На дворе стоял 1987-й. Январский пленум ЦК КПСС уже состоялся, обновление всех сторон жизни страны объявили. Люди болтали о грядущих переменах, бабушка запоем читала только что разрешенных «Детей Арбата» и «Белые одежды», мама смотрела «Шестьсот секунд» [Передача на Ленинградском телевидении. Выходила с 1987 по 1993 год и считалась одним из символов перестройки.], но в целом как было в Кувшинино болото, так и осталось.
А гадалка усмехается:
— Рожу не криви. Знаю, что говорю. И границы откроются, и миллионеры появятся. Они всегда на обломках.
— Каких еще обломках?
Предсказательница воздела грязный перст с ярким облупившимся лаком:
— Скоро беда начнется. Не будет такой страны Советский Союз. И партии коммунистической не будет.
— А куда ж оно денется?
— Все кувырком полетит. Заводы встанут. Деньги в бумажки превратятся. Много людей погибнет, ты близкого человека потеряешь. И только через бубнового короля спасешься.
У Богданы еще тысяча вопросов: кто умрет, мать или бабушка? С матерью у нее отношения так себе, а бабулю жалко. И как король бубновый выглядеть будет?
Но цыганка больше ничего не сказала — что за интерес забесплатно стараться?
Богдана с девчонками постоянно гадала — на картах, на кофейной гуще, — поэтому к пророчеству отнеслась со всей серьезностью. Немедленно бабушке бросилась докладывать.
Та поджала губы:
— Чего слушаешь всяких дур? С чего бы Советскому Союзу рушиться? Семьдесят лет стоит и еще тысячу продержится.
— Так перестройка! Ветер перемен!
Но старуха отмахнулась:
— Поболтают — и по-старому станет. Много раз так было. То НЭП, то кукурузу вместо хлеба растили. А потом все назад возвращалось.
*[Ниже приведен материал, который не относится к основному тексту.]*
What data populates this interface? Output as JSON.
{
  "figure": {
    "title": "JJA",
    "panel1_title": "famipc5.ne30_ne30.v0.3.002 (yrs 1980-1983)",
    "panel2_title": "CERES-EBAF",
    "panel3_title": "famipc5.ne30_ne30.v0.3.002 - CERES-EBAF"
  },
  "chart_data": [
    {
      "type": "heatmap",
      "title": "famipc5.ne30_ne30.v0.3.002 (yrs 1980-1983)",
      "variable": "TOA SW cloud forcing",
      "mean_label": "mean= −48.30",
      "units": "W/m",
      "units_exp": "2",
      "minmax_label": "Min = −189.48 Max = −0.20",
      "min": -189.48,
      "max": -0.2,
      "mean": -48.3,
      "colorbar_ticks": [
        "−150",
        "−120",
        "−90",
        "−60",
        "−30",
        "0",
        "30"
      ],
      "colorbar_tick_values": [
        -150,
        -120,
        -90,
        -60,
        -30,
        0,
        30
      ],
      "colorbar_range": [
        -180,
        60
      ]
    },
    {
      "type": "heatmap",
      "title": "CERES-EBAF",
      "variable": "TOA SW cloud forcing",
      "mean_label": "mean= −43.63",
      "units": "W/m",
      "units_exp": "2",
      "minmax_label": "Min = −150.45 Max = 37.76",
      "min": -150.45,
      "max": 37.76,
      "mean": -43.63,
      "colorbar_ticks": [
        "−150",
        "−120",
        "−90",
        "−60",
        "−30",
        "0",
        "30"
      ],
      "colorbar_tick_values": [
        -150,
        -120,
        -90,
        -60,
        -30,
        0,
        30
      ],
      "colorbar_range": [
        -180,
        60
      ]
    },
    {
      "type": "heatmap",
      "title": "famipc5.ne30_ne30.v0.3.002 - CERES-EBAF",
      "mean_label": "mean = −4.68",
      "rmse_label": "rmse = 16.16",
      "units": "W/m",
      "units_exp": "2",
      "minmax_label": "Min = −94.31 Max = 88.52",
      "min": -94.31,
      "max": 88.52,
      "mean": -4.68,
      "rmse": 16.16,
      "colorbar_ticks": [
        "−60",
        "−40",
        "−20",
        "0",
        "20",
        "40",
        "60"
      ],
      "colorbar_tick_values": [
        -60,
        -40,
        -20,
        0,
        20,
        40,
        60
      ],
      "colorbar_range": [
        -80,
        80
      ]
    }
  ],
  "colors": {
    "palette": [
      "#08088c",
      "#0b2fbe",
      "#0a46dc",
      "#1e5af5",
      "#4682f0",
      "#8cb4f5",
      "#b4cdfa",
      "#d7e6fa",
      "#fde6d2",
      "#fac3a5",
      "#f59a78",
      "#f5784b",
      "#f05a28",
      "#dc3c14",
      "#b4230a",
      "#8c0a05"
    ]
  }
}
Когда живешь в Кувшинино, действительно трудно в перемены поверить. Это в Москве с Питером и митинги, и доллары купить можно, и «Мерседес» на улице увидеть.
А у них только кооперативное кафе открылось на главной площади. Богдана с подружками заглянули: скатерти белые, известная на весь город хамка-официантка вместо грязного халата в белой наколочке. С кислым видом говорит входящим «Здравствуйте». А шашлык десять рублей порция! Хотя на рынке килограмм хорошей свинины по два пятьдесят.